Original Research

Impact of Hospitalists on Care Outcomes in a Large Integrated Health System in British Columbia


 

References

White and colleagues have previously demonstrated that generalist physicians who had higher volumes of inpatient care activity also had lower mortality rates compared to those who cared for hospitalized patients less frequently.19 An association between higher physician caseloads and better outcomes has been established for many surgical and medical conditions.30-32 Given that 85% of hospitalists in our program have post-graduate medical training in family medicine (internal department surveys, data not shown), it is less likely that training background can explain differences in outcomes. Instead, differences in patient volumes and the dedicated focus of hospitalists on acute care are likely more important contributors to lower mortality. In our program, a full-time hospitalist spends an average of 2000 hours annually providing services in the hospital setting. The continuous on-site presence of hospitalists enhances their clinical experience with regards to the management of common medical conditions, and increases their exposure to less common presentations of illnesses. The ability to respond to deteriorating patients in a timely manner may be another factor in explaining the differences in mortality rates between dedicated hospital-based generalist providers and similarly trained physicians with a primarily community-based focus.

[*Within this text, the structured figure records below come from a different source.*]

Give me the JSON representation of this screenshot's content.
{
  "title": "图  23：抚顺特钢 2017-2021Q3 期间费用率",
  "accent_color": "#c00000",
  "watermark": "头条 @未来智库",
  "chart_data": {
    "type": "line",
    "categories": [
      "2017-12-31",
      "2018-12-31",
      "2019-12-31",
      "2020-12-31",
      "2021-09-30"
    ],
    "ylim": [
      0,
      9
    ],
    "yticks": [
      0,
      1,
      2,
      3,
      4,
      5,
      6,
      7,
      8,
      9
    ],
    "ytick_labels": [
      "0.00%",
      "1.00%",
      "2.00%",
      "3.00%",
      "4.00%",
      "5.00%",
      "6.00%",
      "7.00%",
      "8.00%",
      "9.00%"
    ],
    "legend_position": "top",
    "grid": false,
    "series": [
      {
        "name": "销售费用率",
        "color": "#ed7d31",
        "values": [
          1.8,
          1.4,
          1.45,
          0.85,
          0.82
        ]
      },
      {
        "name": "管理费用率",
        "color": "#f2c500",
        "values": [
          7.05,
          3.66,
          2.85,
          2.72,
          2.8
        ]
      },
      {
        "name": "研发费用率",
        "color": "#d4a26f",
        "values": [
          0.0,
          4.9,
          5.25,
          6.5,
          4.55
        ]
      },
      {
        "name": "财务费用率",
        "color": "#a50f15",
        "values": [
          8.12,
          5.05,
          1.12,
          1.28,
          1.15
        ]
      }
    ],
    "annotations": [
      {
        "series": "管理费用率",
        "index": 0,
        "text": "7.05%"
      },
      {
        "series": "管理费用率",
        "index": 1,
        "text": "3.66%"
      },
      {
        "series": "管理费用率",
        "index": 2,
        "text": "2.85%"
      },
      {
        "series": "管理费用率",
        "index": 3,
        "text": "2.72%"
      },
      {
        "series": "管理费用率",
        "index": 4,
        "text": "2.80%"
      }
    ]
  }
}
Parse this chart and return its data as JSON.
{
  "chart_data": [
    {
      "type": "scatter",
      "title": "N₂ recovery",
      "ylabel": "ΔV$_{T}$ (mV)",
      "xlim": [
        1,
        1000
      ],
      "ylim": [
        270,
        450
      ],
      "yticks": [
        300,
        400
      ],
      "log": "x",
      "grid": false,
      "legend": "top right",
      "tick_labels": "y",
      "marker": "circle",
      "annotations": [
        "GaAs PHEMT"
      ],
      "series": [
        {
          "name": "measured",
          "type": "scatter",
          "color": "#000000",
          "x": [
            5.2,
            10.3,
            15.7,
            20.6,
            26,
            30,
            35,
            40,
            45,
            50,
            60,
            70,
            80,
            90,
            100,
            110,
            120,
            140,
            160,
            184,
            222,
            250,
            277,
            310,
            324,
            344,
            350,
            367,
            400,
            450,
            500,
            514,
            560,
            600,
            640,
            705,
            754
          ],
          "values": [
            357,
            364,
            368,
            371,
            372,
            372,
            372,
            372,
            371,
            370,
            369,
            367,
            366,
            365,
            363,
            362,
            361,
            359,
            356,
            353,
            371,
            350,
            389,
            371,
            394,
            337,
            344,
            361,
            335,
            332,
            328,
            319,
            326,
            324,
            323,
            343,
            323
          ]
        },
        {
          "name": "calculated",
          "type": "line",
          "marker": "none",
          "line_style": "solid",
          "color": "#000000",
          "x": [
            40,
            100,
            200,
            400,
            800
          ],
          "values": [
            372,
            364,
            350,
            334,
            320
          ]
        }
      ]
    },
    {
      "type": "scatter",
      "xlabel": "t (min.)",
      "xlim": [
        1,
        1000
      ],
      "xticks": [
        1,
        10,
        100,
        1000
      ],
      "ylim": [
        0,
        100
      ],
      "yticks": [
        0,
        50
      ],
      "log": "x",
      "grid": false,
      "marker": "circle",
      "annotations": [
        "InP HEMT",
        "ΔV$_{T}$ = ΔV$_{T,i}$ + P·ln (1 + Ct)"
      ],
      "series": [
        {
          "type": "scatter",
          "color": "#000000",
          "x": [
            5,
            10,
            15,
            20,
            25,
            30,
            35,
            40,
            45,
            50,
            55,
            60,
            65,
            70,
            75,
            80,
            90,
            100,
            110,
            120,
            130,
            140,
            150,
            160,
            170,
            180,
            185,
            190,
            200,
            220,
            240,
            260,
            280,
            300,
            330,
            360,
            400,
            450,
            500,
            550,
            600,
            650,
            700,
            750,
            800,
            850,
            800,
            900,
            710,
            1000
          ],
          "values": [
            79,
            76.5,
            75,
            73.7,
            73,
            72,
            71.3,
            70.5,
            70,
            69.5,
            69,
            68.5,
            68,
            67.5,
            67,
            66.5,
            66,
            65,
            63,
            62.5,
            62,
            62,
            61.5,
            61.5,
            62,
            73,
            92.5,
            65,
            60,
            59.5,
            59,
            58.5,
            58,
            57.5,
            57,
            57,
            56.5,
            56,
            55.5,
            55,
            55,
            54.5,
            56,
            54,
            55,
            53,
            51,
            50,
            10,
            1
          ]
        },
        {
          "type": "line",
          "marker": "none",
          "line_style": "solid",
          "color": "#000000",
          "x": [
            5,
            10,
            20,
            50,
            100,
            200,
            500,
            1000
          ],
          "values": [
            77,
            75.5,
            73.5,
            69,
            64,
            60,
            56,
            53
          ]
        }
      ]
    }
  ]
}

In our study, hospitalist care was also broadly associated with lower mortality compared to the IM providers, although these differences were not consistently present when patients with specific diagnoses were compared. This may be partly explained by the relationship between caseload and outcomes, but other factors may also be important. For example, patients admitted by IM providers spend significantly more time in specialized units. They also predominantly present with cardiac conditions, and as such may have higher acuity levels and require more invasive interventions. While this may explain the higher observed mortality, a within-group comparison still suggests higher than expected mortality for IM patients. The HSMR methodology measures actual mortality rates compared to what would be expected based on clinical presentation and baseline population characteristics. Calculating HSMR is highly dependent on proper documentation and chart abstraction,33,34 and it is possible that some of the differences observed are due to incomplete physician documentation. However, a more in-depth analysis of care processes will be required to clarify the observed trends.

Compared to hospitalists, patients cared for by FPs also had higher odds of readmission within 30 days, which is consistent with prior studies.18,19 One of the criticisms of the hospitalist model has been the inherent discontinuity of care that is built into the model, which can contribute to suboptimal transitions of care between the acute and community settings.35 The expectation is that FPs who admit their own patients do not face this challenge, and as a result their patients should be readmitted less frequently after discharge. Our data and those from previous studies do not support this hypothesis. At the same time, when we studied patients with specific clinical diagnoses, only those hospitalized for pneumonias continued to demonstrate higher readmission odds. This suggests that hospital readmission rate is a complex measure that may be influenced by a multitude of hospital and community factors, and may be different for patients who present with different clinical diagnoses. Further research is required to better understand the relationship between provider type and experience with hospital readmission for patients with various clinical presentations.

Unlike the United States, where hospitalist care has been associated with reductions in LOS,26,36 studies in the Canadian health care setting have shown mixed results.17-21 In our evaluation, hospitalist care is not associated with reductions in total LOS compared to care provided by FPs or IM physicians. This could be due to a number of factors. First, unlike FPs, who know their patients, hospitalists may have a more conservative risk tolerance in discharging patients with whom they are not familiar. Similarly, physicians who have trained in IM may have a lower threshold for discharging patients than hospitalists, whose training background is mainly rooted in family medicine.3 Second, discontinuity of care has been associated with longer LOS for hospitalized patients.37,38 Hospitalists generally work for 7- to 10-day rotations. As a result, a patient may see a number of different hospitalists during the same hospital stay, which could nullify any gains in LOS that may be expected from better familiarity with hospital processes. Third, whereas a FP or an internist may only have a few inpatients under their care at any given time, each hospitalist typically cares for 17 to 22 patients every day. Increasing hospitalist workload has been shown to negatively impact LOS and may result in lower efficiency.39 Finally, many patients in our health system who require more time to recuperate or need complex discharge planning are usually transferred to the care of the hospitalist service from other services, or are preferentially admitted to hospitalists from the emergency department. As a result, hospitalists may look after a disproportionately higher number of long-stay patients. Despite all this, hospitalists in our population perform similarly to FPs, regardless of the clinical diagnoses of hospitalized patients.